I remember being in line for security at the airport and there was this drug-sniffing dog and it turned out the guy had a corned beef sandwich in his bag. He got pulled out of the line and still luckily made the flight. (He was on my flight and told me what happened.)
The problem is that dogs more often than not, follow their handlers’ cues rather than their own noses. They want to please their owner more than anything. In a recent article in The New Yorker it stated, "False positives are the bugbears of canine detection, but the bigger problem is miscommunication. A leash can be like a faulty phone line. The handler thinks the dog is telling him something; the dog thinks it’s the handler’s idea. (“Dogs are pretty easy,” one trainer told me. “The problem is usually at the other end of the leash.”) Unfortunately police are well aware of how dogs can be so easily manipulated and that's a huge problem for potential asset forfeiture.
The good news is after a landmark Supreme Court decision, judges' thinking on drug dog sniffs is changing.
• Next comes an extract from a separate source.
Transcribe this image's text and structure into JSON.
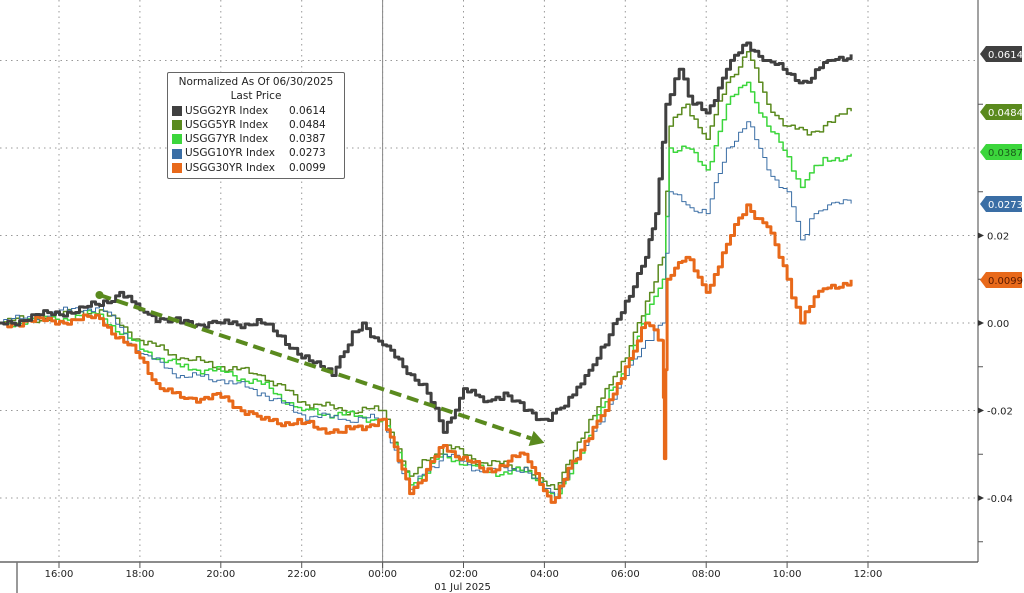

In one of the Roberts court's rare decisions not siding with law enforcement, the U.S. Supreme Court ruled that "police could not detain people pulled over for traffic violations in order to await the arrival of a drug-sniffing police dog." Once the traffic violation was dealt with, you were free to go. Sadly, the current state of the law could result in more dogs riding with police (that alone is so very sad for the canines) because under these rulings, the police officer who has a dog with him can get away with a quick sniffy sniff, while the officer who has to call and wait for a K9 to get there would be S. O. L.
Bottom line--dogs should not give officers "probable cause" or as some police refer to as "probable cause on four legs."